Why are incandescent lights white?
October 7, 2008 7:26 PM   Subscribe

Why does an incandescent light bulb have an broad, continuous spectra when viewed with a spectrometer? Why doesn't it have some lines like a sodium lamp? I guess I'm asking why photons come off of a black body and why are their wavelengths spread out. Bonus points for clarity and accessibility of the answers.
posted by bdc34 to Science & Nature (5 answers total) 4 users marked this as a favorite
 
The spectrum emitted by a black body(or your light bulb filament, which can be considered - as pretty much everything - an approximation of a black body) is continuous because it's a statistical phenomenon; Planck's law (valid for a black body) states that the wavelenghts emitted in thermal radiation are distributed all along the spectrum, and their distribution has a peak that moves up (to shorter wavelenghts) with the temperature.

So, at room temperature your filament absorbs and emits mostly infrared light, while with the temperature going up, visible wavelenghts start to show up, first mostly in the red, then orange (think of a light bulb connected to a dimmer), yellow and so on, and you see a coloured light which is the sum of all these wavelenghts, including a huge part of them in the infrared (most of them, actually, for a light bulb).

Gas discharge lamps, on the other hand, emit light by way of a completely different mechanism: the electrons in the gas (neon, sodium, mercury) are excited by an electric discharge and emit that energy back when they leave their excited state. Those electrons can only move stepwise between discrete energy statuses, and every time they jump down, they release a photon, the wavelenght of which depends on how high the energy "jump" was (pretty much as strings on a stringed instrument can only vibrate to a given frequency), so you get emission lines on your spectrum.
posted by _dario at 8:45 PM on October 7, 2008 [2 favorites]


Thanks for asking this question, it's something that's been bugging me for a while.

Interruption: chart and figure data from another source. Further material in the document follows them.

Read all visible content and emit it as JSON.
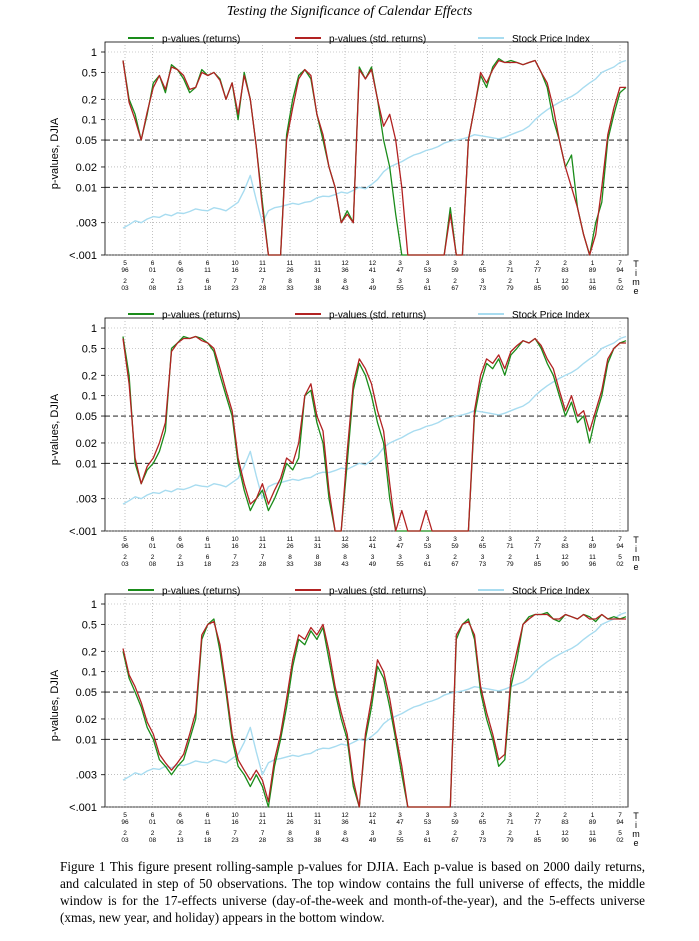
{
  "page": {
    "title": "Testing the Significance of Calendar Effects",
    "caption": "Figure 1 This figure present rolling-sample p-values for DJIA. Each p-value is based on 2000 daily returns, and calculated in step of 50 observations. The top window contains the full universe of effects, the middle window is for the 17-effects universe (day-of-the-week and month-of-the-year), and the 5-effects universe (xmas, new year, and holiday) appears in the bottom window."
  },
  "colors": {
    "returns": "#1a8c1a",
    "std_returns": "#b22222",
    "index": "#a8dcf0",
    "grid": "#999999"
  },
  "legend": {
    "returns": "p-values (returns)",
    "std_returns": "p-values (std. returns)",
    "index": "Stock Price Index"
  },
  "axis": {
    "ylabel": "p-values, DJIA",
    "time_label": [
      "T",
      "i",
      "m",
      "e"
    ],
    "y_ticks": [
      {
        "v": 1,
        "label": "1"
      },
      {
        "v": 0.5,
        "label": "0.5"
      },
      {
        "v": 0.2,
        "label": "0.2"
      },
      {
        "v": 0.1,
        "label": "0.1"
      },
      {
        "v": 0.05,
        "label": "0.05"
      },
      {
        "v": 0.02,
        "label": "0.02"
      },
      {
        "v": 0.01,
        "label": "0.01"
      },
      {
        "v": 0.003,
        "label": ".003"
      },
      {
        "v": 0.001,
        "label": "<.001"
      }
    ],
    "x_ticks_upper": [
      [
        "5",
        "96"
      ],
      [
        "6",
        "01"
      ],
      [
        "6",
        "06"
      ],
      [
        "6",
        "11"
      ],
      [
        "10",
        "16"
      ],
      [
        "11",
        "21"
      ],
      [
        "11",
        "26"
      ],
      [
        "11",
        "31"
      ],
      [
        "12",
        "36"
      ],
      [
        "12",
        "41"
      ],
      [
        "3",
        "47"
      ],
      [
        "3",
        "53"
      ],
      [
        "3",
        "59"
      ],
      [
        "2",
        "65"
      ],
      [
        "3",
        "71"
      ],
      [
        "2",
        "77"
      ],
      [
        "2",
        "83"
      ],
      [
        "1",
        "89"
      ],
      [
        "7",
        "94"
      ]
    ],
    "x_ticks_lower": [
      [
        "2",
        "03"
      ],
      [
        "2",
        "08"
      ],
      [
        "2",
        "13"
      ],
      [
        "6",
        "18"
      ],
      [
        "7",
        "23"
      ],
      [
        "7",
        "28"
      ],
      [
        "8",
        "33"
      ],
      [
        "8",
        "38"
      ],
      [
        "8",
        "43"
      ],
      [
        "3",
        "49"
      ],
      [
        "3",
        "55"
      ],
      [
        "3",
        "61"
      ],
      [
        "2",
        "67"
      ],
      [
        "3",
        "73"
      ],
      [
        "2",
        "79"
      ],
      [
        "1",
        "85"
      ],
      [
        "12",
        "90"
      ],
      [
        "11",
        "96"
      ],
      [
        "5",
        "02"
      ]
    ]
  },
  "chart_data": [
    {
      "type": "line",
      "panel": "top",
      "y_scale": "log",
      "ylim": [
        0.001,
        1
      ],
      "reference_lines": [
        0.05,
        0.01
      ],
      "series": [
        {
          "name": "p-values (returns)",
          "values": [
            0.75,
            0.2,
            0.12,
            0.05,
            0.12,
            0.35,
            0.45,
            0.25,
            0.65,
            0.55,
            0.4,
            0.25,
            0.3,
            0.55,
            0.45,
            0.5,
            0.4,
            0.2,
            0.35,
            0.1,
            0.5,
            0.2,
            0.04,
            0.006,
            0.001,
            0.001,
            0.001,
            0.06,
            0.2,
            0.45,
            0.55,
            0.4,
            0.12,
            0.05,
            0.02,
            0.01,
            0.003,
            0.0045,
            0.003,
            0.6,
            0.4,
            0.6,
            0.2,
            0.05,
            0.02,
            0.004,
            0.001,
            0.001,
            0.001,
            0.001,
            0.001,
            0.001,
            0.001,
            0.001,
            0.005,
            0.001,
            0.001,
            0.05,
            0.15,
            0.45,
            0.3,
            0.6,
            0.8,
            0.7,
            0.75,
            0.7,
            0.65,
            0.7,
            0.75,
            0.5,
            0.3,
            0.1,
            0.05,
            0.02,
            0.03,
            0.005,
            0.002,
            0.001,
            0.003,
            0.006,
            0.05,
            0.12,
            0.25,
            0.3
          ]
        },
        {
          "name": "p-values (std. returns)",
          "values": [
            0.75,
            0.18,
            0.1,
            0.05,
            0.13,
            0.3,
            0.45,
            0.28,
            0.6,
            0.55,
            0.45,
            0.28,
            0.3,
            0.5,
            0.45,
            0.5,
            0.38,
            0.2,
            0.35,
            0.12,
            0.45,
            0.2,
            0.04,
            0.005,
            0.001,
            0.001,
            0.001,
            0.05,
            0.15,
            0.4,
            0.55,
            0.45,
            0.12,
            0.06,
            0.02,
            0.01,
            0.003,
            0.004,
            0.003,
            0.55,
            0.4,
            0.55,
            0.2,
            0.08,
            0.12,
            0.05,
            0.01,
            0.001,
            0.001,
            0.001,
            0.001,
            0.001,
            0.001,
            0.001,
            0.004,
            0.001,
            0.001,
            0.05,
            0.15,
            0.5,
            0.35,
            0.55,
            0.75,
            0.7,
            0.7,
            0.7,
            0.65,
            0.7,
            0.75,
            0.5,
            0.35,
            0.15,
            0.05,
            0.02,
            0.01,
            0.005,
            0.002,
            0.001,
            0.002,
            0.01,
            0.06,
            0.15,
            0.3,
            0.3
          ]
        },
        {
          "name": "Stock Price Index",
          "values": [
            0.0025,
            0.0028,
            0.0032,
            0.003,
            0.0034,
            0.0037,
            0.0036,
            0.004,
            0.0038,
            0.0042,
            0.0041,
            0.0044,
            0.0048,
            0.0046,
            0.0045,
            0.005,
            0.0048,
            0.0045,
            0.0052,
            0.006,
            0.009,
            0.015,
            0.0065,
            0.003,
            0.0045,
            0.005,
            0.0052,
            0.0055,
            0.0058,
            0.0056,
            0.006,
            0.0062,
            0.007,
            0.0074,
            0.0073,
            0.0078,
            0.0085,
            0.0082,
            0.009,
            0.01,
            0.0095,
            0.011,
            0.013,
            0.017,
            0.02,
            0.022,
            0.024,
            0.027,
            0.03,
            0.032,
            0.035,
            0.037,
            0.04,
            0.045,
            0.048,
            0.05,
            0.052,
            0.055,
            0.06,
            0.058,
            0.056,
            0.054,
            0.052,
            0.055,
            0.06,
            0.065,
            0.07,
            0.08,
            0.1,
            0.12,
            0.14,
            0.16,
            0.18,
            0.2,
            0.22,
            0.25,
            0.3,
            0.35,
            0.4,
            0.5,
            0.55,
            0.6,
            0.7,
            0.75
          ]
        }
      ]
    },
    {
      "type": "line",
      "panel": "middle",
      "y_scale": "log",
      "ylim": [
        0.001,
        1
      ],
      "reference_lines": [
        0.05,
        0.01
      ],
      "series": [
        {
          "name": "p-values (returns)",
          "values": [
            0.75,
            0.2,
            0.01,
            0.005,
            0.008,
            0.01,
            0.015,
            0.03,
            0.5,
            0.6,
            0.75,
            0.7,
            0.75,
            0.7,
            0.6,
            0.45,
            0.2,
            0.1,
            0.05,
            0.01,
            0.004,
            0.002,
            0.003,
            0.004,
            0.002,
            0.003,
            0.005,
            0.01,
            0.008,
            0.012,
            0.1,
            0.12,
            0.04,
            0.02,
            0.003,
            0.001,
            0.001,
            0.01,
            0.12,
            0.3,
            0.2,
            0.1,
            0.04,
            0.02,
            0.003,
            0.001,
            0.001,
            0.001,
            0.001,
            0.001,
            0.001,
            0.001,
            0.001,
            0.001,
            0.001,
            0.001,
            0.001,
            0.001,
            0.05,
            0.15,
            0.3,
            0.25,
            0.35,
            0.2,
            0.4,
            0.5,
            0.65,
            0.6,
            0.7,
            0.5,
            0.3,
            0.2,
            0.1,
            0.05,
            0.08,
            0.04,
            0.05,
            0.02,
            0.05,
            0.1,
            0.3,
            0.5,
            0.6,
            0.65
          ]
        },
        {
          "name": "p-values (std. returns)",
          "values": [
            0.7,
            0.15,
            0.012,
            0.005,
            0.009,
            0.012,
            0.02,
            0.04,
            0.45,
            0.6,
            0.7,
            0.7,
            0.75,
            0.65,
            0.6,
            0.5,
            0.25,
            0.12,
            0.06,
            0.012,
            0.005,
            0.0025,
            0.003,
            0.005,
            0.0025,
            0.004,
            0.006,
            0.012,
            0.01,
            0.02,
            0.1,
            0.15,
            0.05,
            0.03,
            0.004,
            0.001,
            0.001,
            0.015,
            0.15,
            0.35,
            0.25,
            0.15,
            0.06,
            0.03,
            0.005,
            0.001,
            0.002,
            0.001,
            0.001,
            0.001,
            0.002,
            0.001,
            0.001,
            0.001,
            0.001,
            0.001,
            0.001,
            0.001,
            0.06,
            0.2,
            0.35,
            0.3,
            0.4,
            0.25,
            0.45,
            0.55,
            0.65,
            0.6,
            0.7,
            0.55,
            0.35,
            0.25,
            0.12,
            0.06,
            0.1,
            0.05,
            0.06,
            0.03,
            0.06,
            0.12,
            0.35,
            0.5,
            0.6,
            0.6
          ]
        },
        {
          "name": "Stock Price Index",
          "values": [
            0.0025,
            0.0028,
            0.0032,
            0.003,
            0.0034,
            0.0037,
            0.0036,
            0.004,
            0.0038,
            0.0042,
            0.0041,
            0.0044,
            0.0048,
            0.0046,
            0.0045,
            0.005,
            0.0048,
            0.0045,
            0.0052,
            0.006,
            0.009,
            0.015,
            0.0065,
            0.003,
            0.0045,
            0.005,
            0.0052,
            0.0055,
            0.0058,
            0.0056,
            0.006,
            0.0062,
            0.007,
            0.0074,
            0.0073,
            0.0078,
            0.0085,
            0.0082,
            0.009,
            0.01,
            0.0095,
            0.011,
            0.013,
            0.017,
            0.02,
            0.022,
            0.024,
            0.027,
            0.03,
            0.032,
            0.035,
            0.037,
            0.04,
            0.045,
            0.048,
            0.05,
            0.052,
            0.055,
            0.06,
            0.058,
            0.056,
            0.054,
            0.052,
            0.055,
            0.06,
            0.065,
            0.07,
            0.08,
            0.1,
            0.12,
            0.14,
            0.16,
            0.18,
            0.2,
            0.22,
            0.25,
            0.3,
            0.35,
            0.4,
            0.5,
            0.55,
            0.6,
            0.7,
            0.75
          ]
        }
      ]
    },
    {
      "type": "line",
      "panel": "bottom",
      "y_scale": "log",
      "ylim": [
        0.001,
        1
      ],
      "reference_lines": [
        0.05,
        0.01
      ],
      "series": [
        {
          "name": "p-values (returns)",
          "values": [
            0.2,
            0.08,
            0.05,
            0.03,
            0.015,
            0.01,
            0.005,
            0.004,
            0.003,
            0.004,
            0.005,
            0.01,
            0.02,
            0.3,
            0.5,
            0.6,
            0.2,
            0.05,
            0.01,
            0.004,
            0.003,
            0.002,
            0.003,
            0.002,
            0.001,
            0.004,
            0.01,
            0.03,
            0.12,
            0.3,
            0.25,
            0.4,
            0.3,
            0.45,
            0.15,
            0.05,
            0.02,
            0.01,
            0.002,
            0.001,
            0.01,
            0.03,
            0.12,
            0.08,
            0.03,
            0.01,
            0.003,
            0.001,
            0.001,
            0.001,
            0.001,
            0.001,
            0.001,
            0.001,
            0.001,
            0.3,
            0.5,
            0.6,
            0.3,
            0.05,
            0.02,
            0.01,
            0.004,
            0.005,
            0.06,
            0.15,
            0.5,
            0.65,
            0.7,
            0.7,
            0.75,
            0.6,
            0.55,
            0.7,
            0.65,
            0.6,
            0.7,
            0.65,
            0.55,
            0.7,
            0.6,
            0.65,
            0.6,
            0.65
          ]
        },
        {
          "name": "p-values (std. returns)",
          "values": [
            0.22,
            0.09,
            0.06,
            0.035,
            0.018,
            0.012,
            0.006,
            0.0045,
            0.0035,
            0.0045,
            0.006,
            0.012,
            0.025,
            0.35,
            0.5,
            0.55,
            0.25,
            0.06,
            0.012,
            0.005,
            0.0035,
            0.0025,
            0.0035,
            0.0025,
            0.0012,
            0.005,
            0.012,
            0.04,
            0.15,
            0.35,
            0.3,
            0.45,
            0.35,
            0.5,
            0.2,
            0.06,
            0.025,
            0.012,
            0.0025,
            0.001,
            0.012,
            0.04,
            0.15,
            0.1,
            0.04,
            0.012,
            0.004,
            0.001,
            0.001,
            0.001,
            0.001,
            0.001,
            0.001,
            0.001,
            0.001,
            0.35,
            0.5,
            0.55,
            0.35,
            0.06,
            0.025,
            0.012,
            0.005,
            0.006,
            0.08,
            0.2,
            0.5,
            0.6,
            0.7,
            0.7,
            0.7,
            0.6,
            0.6,
            0.7,
            0.65,
            0.6,
            0.7,
            0.6,
            0.6,
            0.7,
            0.6,
            0.6,
            0.6,
            0.6
          ]
        },
        {
          "name": "Stock Price Index",
          "values": [
            0.0025,
            0.0028,
            0.0032,
            0.003,
            0.0034,
            0.0037,
            0.0036,
            0.004,
            0.0038,
            0.0042,
            0.0041,
            0.0044,
            0.0048,
            0.0046,
            0.0045,
            0.005,
            0.0048,
            0.0045,
            0.0052,
            0.006,
            0.009,
            0.015,
            0.0065,
            0.003,
            0.0045,
            0.005,
            0.0052,
            0.0055,
            0.0058,
            0.0056,
            0.006,
            0.0062,
            0.007,
            0.0074,
            0.0073,
            0.0078,
            0.0085,
            0.0082,
            0.009,
            0.01,
            0.0095,
            0.011,
            0.013,
            0.017,
            0.02,
            0.022,
            0.024,
            0.027,
            0.03,
            0.032,
            0.035,
            0.037,
            0.04,
            0.045,
            0.048,
            0.05,
            0.052,
            0.055,
            0.06,
            0.058,
            0.056,
            0.054,
            0.052,
            0.055,
            0.06,
            0.065,
            0.07,
            0.08,
            0.1,
            0.12,
            0.14,
            0.16,
            0.18,
            0.2,
            0.22,
            0.25,
            0.3,
            0.35,
            0.4,
            0.5,
            0.55,
            0.6,
            0.7,
            0.75
          ]
        }
      ]
    }
  ]
}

_dario, that's pretty much what I remember from A-level physics. But what physical process takes place in a solid or high-pressure gas that causes the photons to be emitted with a continuous range of frequencies, instead of electrons transitioning between discrete orbitals? Is it a result of interatomic collisions, or something else?
posted by teraflop at 9:02 PM on October 7, 2008


short answer: in a solid, atoms wiggle each other. in a gas, they do not (much).

since you're asking about black bodies, you're pretty close to the answer. as _dario describes, the lines from a gas lamp come from the electronic energy levels of the atoms in the gas. these atoms can be treated as more or less independent (but identical) entities with a few, well-defined energy levels, and therefore a few, well-defined emission lines.

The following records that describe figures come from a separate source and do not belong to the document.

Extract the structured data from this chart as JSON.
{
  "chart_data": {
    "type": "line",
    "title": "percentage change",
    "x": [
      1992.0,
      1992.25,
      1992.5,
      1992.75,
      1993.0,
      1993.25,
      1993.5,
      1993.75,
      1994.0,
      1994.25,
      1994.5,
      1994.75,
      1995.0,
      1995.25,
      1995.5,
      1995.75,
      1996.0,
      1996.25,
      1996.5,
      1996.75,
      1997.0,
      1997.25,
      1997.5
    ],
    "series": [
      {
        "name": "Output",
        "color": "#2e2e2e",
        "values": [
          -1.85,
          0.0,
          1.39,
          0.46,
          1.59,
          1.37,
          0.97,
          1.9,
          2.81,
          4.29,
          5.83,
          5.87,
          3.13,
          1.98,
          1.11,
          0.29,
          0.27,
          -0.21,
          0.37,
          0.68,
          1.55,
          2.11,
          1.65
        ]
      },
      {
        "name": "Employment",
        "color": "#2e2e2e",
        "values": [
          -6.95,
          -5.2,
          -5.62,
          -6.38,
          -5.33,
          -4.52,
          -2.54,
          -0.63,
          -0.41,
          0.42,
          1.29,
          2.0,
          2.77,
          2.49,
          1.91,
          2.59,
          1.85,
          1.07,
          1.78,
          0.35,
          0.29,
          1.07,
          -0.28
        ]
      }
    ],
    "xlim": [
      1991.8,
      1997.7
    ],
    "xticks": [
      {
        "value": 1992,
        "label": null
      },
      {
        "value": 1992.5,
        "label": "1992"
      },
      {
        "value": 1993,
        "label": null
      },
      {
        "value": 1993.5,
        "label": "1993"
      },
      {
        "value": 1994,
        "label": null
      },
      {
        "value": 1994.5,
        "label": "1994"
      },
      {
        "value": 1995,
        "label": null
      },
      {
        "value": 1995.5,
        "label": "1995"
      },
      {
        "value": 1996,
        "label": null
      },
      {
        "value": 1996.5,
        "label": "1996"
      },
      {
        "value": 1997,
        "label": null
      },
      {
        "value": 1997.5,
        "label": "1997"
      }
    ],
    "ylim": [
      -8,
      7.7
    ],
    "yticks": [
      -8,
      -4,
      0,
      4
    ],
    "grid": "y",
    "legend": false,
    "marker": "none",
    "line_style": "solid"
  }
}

with solids, however, the atoms are strongly bound to each other and there are a lot more degrees of freedom (read: possible energy levels) per atom. most thermal energy is manifest in a solid by vibrations of atoms around their equilibrium positions. these vibrations couple to nearby atoms and the whole thing wibbles and wobbles as you turn up the temperature.

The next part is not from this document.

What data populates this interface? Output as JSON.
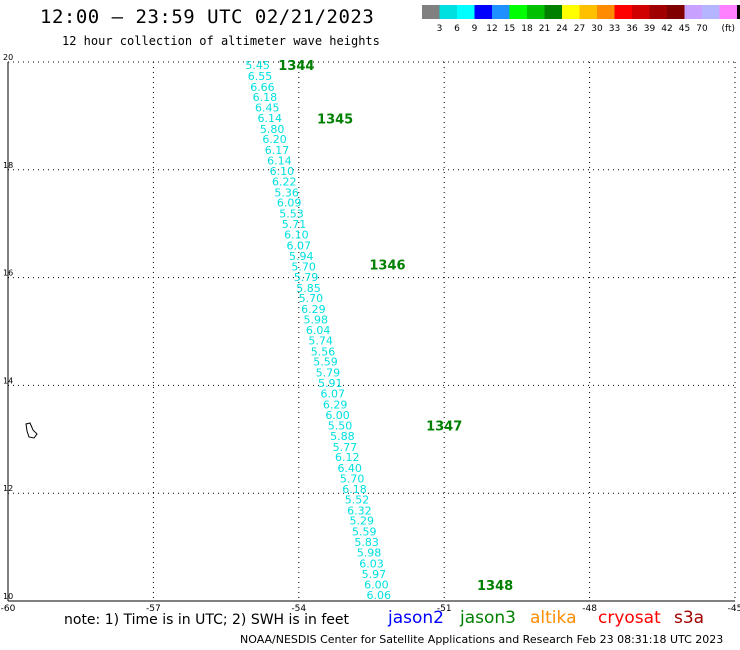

so atom A may wiggle in phase with atom B, but opposite atom C. or atom A may wiggle in phase with atom C, but opposite B. or they may all wiggle in phase together. now consider an avogadro's number of those atoms and all the possible combinations of vibrational modes. lots of different energies, all slightly different.

so, as with all things, strictly speaking, the vibrational energies are not really continuous either, though for a large collection of atoms the spacing between nearby levels is very very small, so that it appears continuous.
posted by sergeant sandwich at 9:07 PM on October 7, 2008 [3 favorites]


Gas discharge lamps, on the other hand, emit light by way of a completely different mechanism: the electrons in the gas (neon, sodium, mercury) are excited by an electric discharge and emit that energy back when they leave their excited state.

And in an LED, light is emitted when a mobile electron falls into a hole. So the frequency of light emitted is the function of the energy difference for that electron between being mobile and being in that hole, which I think is referred to as the "band gap".
posted by Class Goat at 10:14 PM on October 7, 2008


the continuous range of frequencies, as Sgt. Sandwich has it, is a consequence of the fact that thermal radiation is a large number phenomenon: energy comes in, the interatomic bond between two atoms in a crystal lattice is weakened, or broken for a fraction of a second, then when it reforms energy comes out again, as electromagnetic radiation. If you apply it to large numbers, you get a continuous spectrum.

w/r/t LEDs, another factor comes into play, which is if the ability of the p-n junction to have a direct (light is emitted) or indirect (no light, as regular GaAs diodes) band gap.